What Failure Will Look Like: A Pill for Healthy Aging
There is a forking of the way in aging research, and it matters greatly which path comes to dominate: whether the mainstream (a) continues as in the past, ignoring all mention of engineered longevity and doing nothing more than investigating aging, (b) focuses on limited ways to slow aging, largely in the name of compression of morbidity while trying to minimize talk of extended life spans, or (c) works on ways to reverse and repair the root causes of aging, with the explicit goal of extending healthy and maximum human life spans.
Of these options only (c) will greatly help those of us who will need ways to repair the damage caused by aging a few decades from now. Ways to slow aging do little for people who are already old. Unfortunately very little of the research community is presently interested in or working on repair of the root causes of aging - though that faction is larger today than in the past, thanks to persistent advocacy and organizations like the Methuselah Foundation and SENS Foundation.

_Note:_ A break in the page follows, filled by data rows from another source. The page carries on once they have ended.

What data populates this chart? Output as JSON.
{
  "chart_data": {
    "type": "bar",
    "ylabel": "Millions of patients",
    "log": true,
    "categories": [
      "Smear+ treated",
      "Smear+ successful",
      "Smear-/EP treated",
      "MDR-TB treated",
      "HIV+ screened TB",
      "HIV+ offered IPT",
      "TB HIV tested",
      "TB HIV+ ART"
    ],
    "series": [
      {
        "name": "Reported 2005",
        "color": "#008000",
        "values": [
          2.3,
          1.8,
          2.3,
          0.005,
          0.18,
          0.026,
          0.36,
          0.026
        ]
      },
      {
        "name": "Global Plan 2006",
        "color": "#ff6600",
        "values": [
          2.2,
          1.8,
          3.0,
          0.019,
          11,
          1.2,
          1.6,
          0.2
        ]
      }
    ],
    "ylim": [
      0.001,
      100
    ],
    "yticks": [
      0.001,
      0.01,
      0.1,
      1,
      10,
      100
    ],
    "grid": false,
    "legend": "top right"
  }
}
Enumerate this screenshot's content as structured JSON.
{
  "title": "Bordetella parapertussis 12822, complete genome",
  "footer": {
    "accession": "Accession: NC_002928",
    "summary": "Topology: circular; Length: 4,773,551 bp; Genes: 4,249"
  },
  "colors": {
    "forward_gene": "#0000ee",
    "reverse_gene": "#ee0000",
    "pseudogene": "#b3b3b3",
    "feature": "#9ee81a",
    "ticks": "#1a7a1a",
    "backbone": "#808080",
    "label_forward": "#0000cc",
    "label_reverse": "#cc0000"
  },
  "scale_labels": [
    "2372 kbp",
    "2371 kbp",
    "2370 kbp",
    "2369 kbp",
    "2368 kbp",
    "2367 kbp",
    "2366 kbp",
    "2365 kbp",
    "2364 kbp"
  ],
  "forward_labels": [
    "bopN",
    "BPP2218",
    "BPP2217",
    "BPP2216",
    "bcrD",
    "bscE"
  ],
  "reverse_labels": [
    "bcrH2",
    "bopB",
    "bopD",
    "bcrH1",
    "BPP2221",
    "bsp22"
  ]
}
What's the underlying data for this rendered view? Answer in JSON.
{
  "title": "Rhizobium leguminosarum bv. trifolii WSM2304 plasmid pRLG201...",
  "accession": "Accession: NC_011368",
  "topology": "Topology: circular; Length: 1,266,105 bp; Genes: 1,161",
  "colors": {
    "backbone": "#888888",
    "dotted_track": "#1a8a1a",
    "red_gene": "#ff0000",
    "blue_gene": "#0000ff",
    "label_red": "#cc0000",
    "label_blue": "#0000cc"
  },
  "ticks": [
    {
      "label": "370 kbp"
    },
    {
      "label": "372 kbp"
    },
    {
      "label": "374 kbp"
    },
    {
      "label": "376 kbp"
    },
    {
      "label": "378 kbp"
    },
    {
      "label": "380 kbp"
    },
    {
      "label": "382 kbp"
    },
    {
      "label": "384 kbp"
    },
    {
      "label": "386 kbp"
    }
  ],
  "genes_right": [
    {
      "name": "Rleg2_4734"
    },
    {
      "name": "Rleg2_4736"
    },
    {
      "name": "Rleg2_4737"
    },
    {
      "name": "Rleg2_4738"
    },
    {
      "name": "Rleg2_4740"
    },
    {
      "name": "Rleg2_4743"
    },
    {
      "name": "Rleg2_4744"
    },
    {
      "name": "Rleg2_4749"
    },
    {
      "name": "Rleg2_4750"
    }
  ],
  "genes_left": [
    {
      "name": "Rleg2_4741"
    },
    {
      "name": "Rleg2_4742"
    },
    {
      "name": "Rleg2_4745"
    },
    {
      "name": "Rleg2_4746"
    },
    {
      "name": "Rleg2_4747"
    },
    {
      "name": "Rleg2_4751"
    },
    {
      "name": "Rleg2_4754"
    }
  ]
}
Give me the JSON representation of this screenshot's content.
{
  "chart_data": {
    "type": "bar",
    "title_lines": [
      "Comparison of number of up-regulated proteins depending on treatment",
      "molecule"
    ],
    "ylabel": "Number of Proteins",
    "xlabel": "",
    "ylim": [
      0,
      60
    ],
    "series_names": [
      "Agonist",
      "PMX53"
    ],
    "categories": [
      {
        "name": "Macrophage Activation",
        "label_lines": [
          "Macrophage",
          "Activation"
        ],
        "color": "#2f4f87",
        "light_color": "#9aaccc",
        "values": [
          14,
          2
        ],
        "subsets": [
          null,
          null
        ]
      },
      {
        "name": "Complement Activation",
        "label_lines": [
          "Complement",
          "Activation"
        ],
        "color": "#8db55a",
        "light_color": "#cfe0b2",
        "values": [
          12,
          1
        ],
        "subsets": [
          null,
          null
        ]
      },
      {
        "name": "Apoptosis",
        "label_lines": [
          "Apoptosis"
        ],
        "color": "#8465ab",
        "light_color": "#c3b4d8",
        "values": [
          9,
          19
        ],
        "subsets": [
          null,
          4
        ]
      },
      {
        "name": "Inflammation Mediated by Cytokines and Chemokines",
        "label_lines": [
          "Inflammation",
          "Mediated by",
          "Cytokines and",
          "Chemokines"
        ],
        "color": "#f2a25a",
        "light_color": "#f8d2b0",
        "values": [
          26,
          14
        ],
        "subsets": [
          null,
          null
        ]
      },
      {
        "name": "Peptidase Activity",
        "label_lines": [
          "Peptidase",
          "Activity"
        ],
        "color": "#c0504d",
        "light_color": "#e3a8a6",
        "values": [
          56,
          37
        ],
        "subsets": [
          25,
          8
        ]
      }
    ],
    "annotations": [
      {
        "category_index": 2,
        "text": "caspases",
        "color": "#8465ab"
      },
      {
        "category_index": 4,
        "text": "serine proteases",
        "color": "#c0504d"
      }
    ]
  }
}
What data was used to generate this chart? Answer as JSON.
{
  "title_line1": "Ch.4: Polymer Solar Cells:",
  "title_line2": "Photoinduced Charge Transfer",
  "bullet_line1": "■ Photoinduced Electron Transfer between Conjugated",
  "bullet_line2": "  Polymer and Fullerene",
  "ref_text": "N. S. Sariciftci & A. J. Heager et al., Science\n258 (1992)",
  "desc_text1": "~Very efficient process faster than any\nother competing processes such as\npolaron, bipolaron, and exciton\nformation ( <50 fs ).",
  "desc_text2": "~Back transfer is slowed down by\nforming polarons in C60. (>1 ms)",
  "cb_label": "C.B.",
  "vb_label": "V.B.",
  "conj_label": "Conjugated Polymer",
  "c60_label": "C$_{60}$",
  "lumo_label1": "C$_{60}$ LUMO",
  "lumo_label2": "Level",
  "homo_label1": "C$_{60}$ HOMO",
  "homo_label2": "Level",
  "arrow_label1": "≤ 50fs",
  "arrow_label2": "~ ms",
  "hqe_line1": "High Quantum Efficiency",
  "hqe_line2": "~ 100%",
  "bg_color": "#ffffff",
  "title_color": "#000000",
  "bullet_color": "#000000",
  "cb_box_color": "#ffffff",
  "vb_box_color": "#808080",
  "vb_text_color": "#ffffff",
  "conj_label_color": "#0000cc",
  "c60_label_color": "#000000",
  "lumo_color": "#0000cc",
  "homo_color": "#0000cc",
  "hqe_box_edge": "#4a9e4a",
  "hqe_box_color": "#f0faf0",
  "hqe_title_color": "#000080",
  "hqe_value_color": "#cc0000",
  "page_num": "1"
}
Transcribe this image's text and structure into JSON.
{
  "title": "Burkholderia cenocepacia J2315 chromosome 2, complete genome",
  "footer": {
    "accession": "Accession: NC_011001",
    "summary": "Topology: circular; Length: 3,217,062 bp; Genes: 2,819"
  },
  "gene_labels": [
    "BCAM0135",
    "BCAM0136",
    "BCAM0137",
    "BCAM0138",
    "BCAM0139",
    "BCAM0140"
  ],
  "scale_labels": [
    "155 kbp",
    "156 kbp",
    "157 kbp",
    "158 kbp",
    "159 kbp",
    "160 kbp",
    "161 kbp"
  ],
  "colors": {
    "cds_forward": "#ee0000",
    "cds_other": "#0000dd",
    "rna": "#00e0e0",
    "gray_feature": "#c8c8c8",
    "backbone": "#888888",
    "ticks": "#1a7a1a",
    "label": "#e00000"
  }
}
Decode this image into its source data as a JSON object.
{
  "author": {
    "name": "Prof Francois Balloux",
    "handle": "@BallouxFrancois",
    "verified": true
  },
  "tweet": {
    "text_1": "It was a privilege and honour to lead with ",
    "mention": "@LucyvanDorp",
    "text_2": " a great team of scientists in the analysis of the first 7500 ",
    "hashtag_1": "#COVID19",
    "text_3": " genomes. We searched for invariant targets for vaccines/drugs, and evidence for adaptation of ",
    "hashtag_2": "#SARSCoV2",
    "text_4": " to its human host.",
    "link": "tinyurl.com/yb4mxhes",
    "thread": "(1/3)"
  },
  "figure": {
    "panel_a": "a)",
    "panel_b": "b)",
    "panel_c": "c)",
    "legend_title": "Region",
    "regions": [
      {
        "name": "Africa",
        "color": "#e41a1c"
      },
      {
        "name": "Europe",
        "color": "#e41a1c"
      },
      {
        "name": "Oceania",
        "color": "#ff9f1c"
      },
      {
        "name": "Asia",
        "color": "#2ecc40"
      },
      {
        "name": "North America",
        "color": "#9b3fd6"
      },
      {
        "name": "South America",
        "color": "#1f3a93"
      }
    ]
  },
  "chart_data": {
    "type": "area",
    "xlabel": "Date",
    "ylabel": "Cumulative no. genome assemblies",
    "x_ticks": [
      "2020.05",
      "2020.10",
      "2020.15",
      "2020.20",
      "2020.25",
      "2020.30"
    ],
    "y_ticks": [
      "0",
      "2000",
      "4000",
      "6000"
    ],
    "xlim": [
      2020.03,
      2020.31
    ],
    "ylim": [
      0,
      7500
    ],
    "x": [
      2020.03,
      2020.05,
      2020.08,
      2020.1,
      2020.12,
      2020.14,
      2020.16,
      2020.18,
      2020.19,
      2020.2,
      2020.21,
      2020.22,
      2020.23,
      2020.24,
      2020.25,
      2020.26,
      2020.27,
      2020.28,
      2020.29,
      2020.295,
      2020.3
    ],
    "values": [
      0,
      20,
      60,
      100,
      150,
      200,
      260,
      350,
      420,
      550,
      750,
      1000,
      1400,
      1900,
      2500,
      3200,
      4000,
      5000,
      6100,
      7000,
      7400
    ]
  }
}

This article shows us what failure will look like: what the end goal will be some decades from now if the "only work to slow aging" and "don't talk about extending life" factions continue to dominate the research community:
Dame Linda Partridge, a geneticist at University College London, claimed drugs will soon be available which can lower the risk of diseases like cancer and dementia by tackling the root cause - age itself. Rather than promising immortality, taking the drugs from middle age or earlier could dramatically shorten the period of illness and frailty that we typically experience before we die.Speaking at the EMBO life sciences meeting in Nice, France this week Dame Linda said several existing drugs have already been shown to have unexpected and welcome side effects, such as aspirin which reduces the risk of cancer. Other therapies will be produced that mimic the effects of a severely restricted diet, which animal studies suggest can protect against a host of age-related conditions including heart disease and diabetes, she said.
Speaking after her keynote lecture, she said: "One obvious approach in trying to deal with the very rapidly increasing incidence of age related diseases is to tackle the underlying aging process itself, because it is the major risk factor. What we want is, rather than a lingering period of ill health, to have a fairly sudden death when it comes. We are not talking about immortality, we are trying to get rid of that period of ill health that people get towards the end of their lives, to hold off age related disease for longer."